Hands-on training or academic preparation in project execution and management is generally required to become a project management specialist. Often a bachelor's degree in a field related to the knowledge base of the area to be managed proves helpful. Those aspiring to this career track may also benefit from having obtained hands-on experience in using project management software. Some project management jobs may require special security clearances, or the signing of confidentiality agreements. The proven ability to manage teams and see a project through to completion may also be required to enter this career field.
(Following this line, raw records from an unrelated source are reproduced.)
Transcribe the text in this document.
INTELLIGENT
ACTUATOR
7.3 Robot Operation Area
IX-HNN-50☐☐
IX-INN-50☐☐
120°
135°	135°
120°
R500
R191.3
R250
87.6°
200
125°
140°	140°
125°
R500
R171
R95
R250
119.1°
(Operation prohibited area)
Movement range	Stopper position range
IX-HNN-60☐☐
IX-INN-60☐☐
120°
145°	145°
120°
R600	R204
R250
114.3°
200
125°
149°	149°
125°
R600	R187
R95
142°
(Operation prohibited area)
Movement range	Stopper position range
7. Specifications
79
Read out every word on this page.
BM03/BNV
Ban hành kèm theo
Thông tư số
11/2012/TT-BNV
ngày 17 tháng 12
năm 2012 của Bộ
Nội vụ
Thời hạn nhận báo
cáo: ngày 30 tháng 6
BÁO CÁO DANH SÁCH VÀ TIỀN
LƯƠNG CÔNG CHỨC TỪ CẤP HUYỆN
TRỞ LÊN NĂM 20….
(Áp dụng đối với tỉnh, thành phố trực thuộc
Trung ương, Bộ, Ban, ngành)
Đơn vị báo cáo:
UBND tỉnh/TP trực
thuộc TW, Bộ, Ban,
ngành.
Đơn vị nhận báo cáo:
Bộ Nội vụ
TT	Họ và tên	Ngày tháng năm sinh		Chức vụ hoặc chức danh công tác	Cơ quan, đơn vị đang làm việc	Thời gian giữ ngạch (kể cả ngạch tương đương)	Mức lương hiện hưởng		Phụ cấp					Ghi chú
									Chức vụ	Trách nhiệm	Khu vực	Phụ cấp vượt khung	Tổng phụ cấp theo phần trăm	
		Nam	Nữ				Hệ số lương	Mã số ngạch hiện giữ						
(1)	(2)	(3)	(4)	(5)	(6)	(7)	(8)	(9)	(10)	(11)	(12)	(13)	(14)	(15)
Some form of hands-on project experience is typically considered necessary for those who wish to become a project management specialist. Experiences obtained through an internship or previous employment often prepare a person to understand the intricacies of shepherding a project through the various waylays and pitfalls that can occur. Such seat-of-the-pants experiences prepare those in project management to grasp the fundamentals of supervising personnel and processes in both physical and virtual environments.
Comfort and expertise in leading teams is valued as a preparation for successfully resolving the issues that may arise in meeting a production timeline. Experiences in team building and leadership exercises are often used to prepare for this job position. The art of synchronizing human resources and physical assets in a managed project, as well as ensuring an optimal information flow among team members, is taught in a number of academic programs. As a result, it is common for a project management specialist to pursue various academic courses in these areas to prepare for a career in this field. Courses in human resource management, and technological and social issues that may arise in distributed teams, also could provide a good foundation for this career path.
Some positions in this field require assurances of an employee's ability to keep confidential information. Secret or proprietary information may be at risk of exposure during various stages of the development process. As a result, a demonstration of trustworthiness is often expected of those who desire to become a project management specialist.
The same issue may be true in project management contract fulfillment for governmental agencies. A security clearance is sometimes required when working with government-sponsored projects, and employers may require a project management specialist to have one, or to provide other assurances that confidentiality will be maintained throughout the project. Training or aptitude in crisis management may also prove helpful preparation for a person who aspires to become a project management specialist. Careers in this area of expertise may be found across many technical areas.